To have the ideal conditions for diving muck we have to find areas with volcanic activity and river mouths that fill the bottom with lava, ash and black sand rich in minerals. To this we must add large amount of decaying organic matter such as trees and other vegetation that ended up underwater.

These areas of low current conditions does not provide corals the best conditions to set and draw out easily, although is possible to find both hard and soft coral, algae, sponges and anemones, but not in great profusion. These conditions occur primarily in the Philippines, Malaysia, Indonesia and Papua New Guinea, areas with constant volcanic activity. The best muck diving places in the world are concentrated in the Lembeh Strait, Tulamben (especially in Seraya Secret), Anilao, Bali, Sulawesi, Komodo and Mabul in Asia, but we can find good muck dives in Pacific islands like Yap or Hawaii.

mimic octopus
Mimic octopus (Thaumoctopus mimicus) in Lembeh. Image by Noodlefish
Frogfish (Antennarius pictus)
Frogfish (Antennarius pictus) in Sulawesi, Indonesia. Pic by Stephen Childs

ANIMALS COMING FROM ANOTHER PLANET

The species that live in these harsh and difficult conditions have two common characteristics: to pass unnoticed through their camouflage or to get loaded with poison to fight predators and hunt… even both at the same time in some cases.

In these extreme conditions you can dive with thousands of species that in other areas are very difficult to find but in the kingdom of muck diving you’ll see continuously. There you will also find some valuable endemic species. This is home to many varieties of frogfish, lots of seahorses (including the pygmy seahorse), poisonous sea snakes, mantis shrimps, flamboyant cuttlefish.Or ghost pipefish, a wide variety of poisonous scorpion fish and lionfish, crocodile fish perfectly camouflaged. The weirdest animals, like Rhinopias, hundreds of nudibranchs with psychedelic colors contrasting with the dark background, cat sharks or mandarin fish are common in muck diving destinations. Yes, the list is almost endless.

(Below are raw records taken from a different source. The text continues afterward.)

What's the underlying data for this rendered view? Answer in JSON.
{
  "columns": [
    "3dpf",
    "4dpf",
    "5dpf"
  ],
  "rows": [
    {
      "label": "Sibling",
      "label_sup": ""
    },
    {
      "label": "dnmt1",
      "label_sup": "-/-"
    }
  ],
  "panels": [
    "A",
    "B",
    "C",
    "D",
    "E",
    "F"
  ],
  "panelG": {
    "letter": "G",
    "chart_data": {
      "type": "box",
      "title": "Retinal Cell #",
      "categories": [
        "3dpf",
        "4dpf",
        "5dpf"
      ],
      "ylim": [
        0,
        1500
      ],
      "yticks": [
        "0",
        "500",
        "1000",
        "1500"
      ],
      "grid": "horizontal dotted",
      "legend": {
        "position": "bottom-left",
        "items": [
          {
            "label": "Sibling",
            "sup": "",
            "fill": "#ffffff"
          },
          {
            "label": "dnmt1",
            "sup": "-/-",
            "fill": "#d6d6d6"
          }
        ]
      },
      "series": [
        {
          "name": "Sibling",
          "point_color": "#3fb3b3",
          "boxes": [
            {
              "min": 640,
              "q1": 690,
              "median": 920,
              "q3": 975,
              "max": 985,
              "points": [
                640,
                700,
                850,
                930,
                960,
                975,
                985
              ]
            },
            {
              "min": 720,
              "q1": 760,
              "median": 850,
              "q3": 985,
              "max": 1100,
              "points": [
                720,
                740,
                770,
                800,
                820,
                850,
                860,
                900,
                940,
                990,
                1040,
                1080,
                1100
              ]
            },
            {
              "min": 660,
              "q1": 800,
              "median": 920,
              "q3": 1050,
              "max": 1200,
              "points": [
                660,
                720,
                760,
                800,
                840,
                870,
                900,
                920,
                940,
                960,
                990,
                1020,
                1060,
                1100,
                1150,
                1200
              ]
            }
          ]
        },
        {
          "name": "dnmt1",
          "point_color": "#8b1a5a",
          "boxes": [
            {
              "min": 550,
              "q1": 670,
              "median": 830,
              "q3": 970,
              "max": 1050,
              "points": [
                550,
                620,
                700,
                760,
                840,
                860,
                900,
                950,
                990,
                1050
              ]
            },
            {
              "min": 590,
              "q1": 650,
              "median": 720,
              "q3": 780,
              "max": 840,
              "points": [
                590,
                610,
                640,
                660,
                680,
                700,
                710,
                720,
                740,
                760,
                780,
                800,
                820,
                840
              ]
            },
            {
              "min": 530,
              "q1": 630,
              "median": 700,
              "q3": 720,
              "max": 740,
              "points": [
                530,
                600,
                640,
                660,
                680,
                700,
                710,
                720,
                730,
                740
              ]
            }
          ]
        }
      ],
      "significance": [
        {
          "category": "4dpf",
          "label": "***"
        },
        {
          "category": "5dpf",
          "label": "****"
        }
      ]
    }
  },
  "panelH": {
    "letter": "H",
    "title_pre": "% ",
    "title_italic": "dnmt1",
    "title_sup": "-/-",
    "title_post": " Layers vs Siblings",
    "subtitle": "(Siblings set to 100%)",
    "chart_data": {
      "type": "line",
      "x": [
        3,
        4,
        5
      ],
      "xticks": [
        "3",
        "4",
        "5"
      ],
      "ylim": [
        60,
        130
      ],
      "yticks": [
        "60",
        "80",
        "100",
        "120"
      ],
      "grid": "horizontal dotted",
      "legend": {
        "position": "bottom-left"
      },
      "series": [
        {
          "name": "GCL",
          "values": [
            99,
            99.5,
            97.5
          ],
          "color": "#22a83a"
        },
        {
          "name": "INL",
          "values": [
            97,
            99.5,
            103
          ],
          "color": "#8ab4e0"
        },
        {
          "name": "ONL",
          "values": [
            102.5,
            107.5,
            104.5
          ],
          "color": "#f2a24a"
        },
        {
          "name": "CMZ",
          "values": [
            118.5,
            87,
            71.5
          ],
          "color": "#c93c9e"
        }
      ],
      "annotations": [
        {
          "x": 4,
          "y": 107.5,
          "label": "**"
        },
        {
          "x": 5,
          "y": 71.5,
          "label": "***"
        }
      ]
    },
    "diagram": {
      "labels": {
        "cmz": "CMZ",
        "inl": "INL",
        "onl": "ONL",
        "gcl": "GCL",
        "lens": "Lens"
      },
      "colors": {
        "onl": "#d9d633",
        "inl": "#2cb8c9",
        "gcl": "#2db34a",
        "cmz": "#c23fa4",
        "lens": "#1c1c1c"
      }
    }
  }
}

But we should highlight two octopuses that represent the needs that animals require to survive under these conditions: the mimic octopus, able to mimic different species to avoid predators and the tiny blue-ringed octopus, one of the most venomous creatures on the planet. There is no doubt that life in the territory of the mud is not easy.

TIPS FOR SAFE MUCK DIVING

  • Do not touch anything. The advice of never touch marine species that you have to apply in every dive is more important than ever when muck diving. Both for the safety of animals and your own, under no circumstances you should touch any animal. A lot of species that live here contain powerful poisons.
blue ringed octopus
Don’t try this at home! Pic by Stephen Childs
  • Use a rod to stabilize. Although it seems that the sandy bottom is uninhabited, there are many animals that hide under the mud. Do not lean on the bottom and always keep good buoyancy. Although you wear diving gloves, the poisonous stings of a devil fish or scorpion fish, for example, can cross the fabric of the glove and give you a good scare. The best way to stabilize yourself is to use a thin stainless steel rod, known as pointers, that do not damage the environment and stabilize you when need it.
  • Keep your head close and fins away. And never flap near the bottom. The best position is to keep the head near the bottom, fins away and wait a safe distance to flap. That way you won’t hurt animals or lift up the slime complicating visibility.
  • Anchor well your accessories. This advice that applies to any diving area is very important in areas of muck diving. Neither regulator, camera, no anything else must touch the bottom.
  • Beware the camera flash. These animals are used to low light conditions. Repeatedly directing camera flash to their eyes can disorient and blind them for seconds. Do not abuse the light elements, we do not like it either.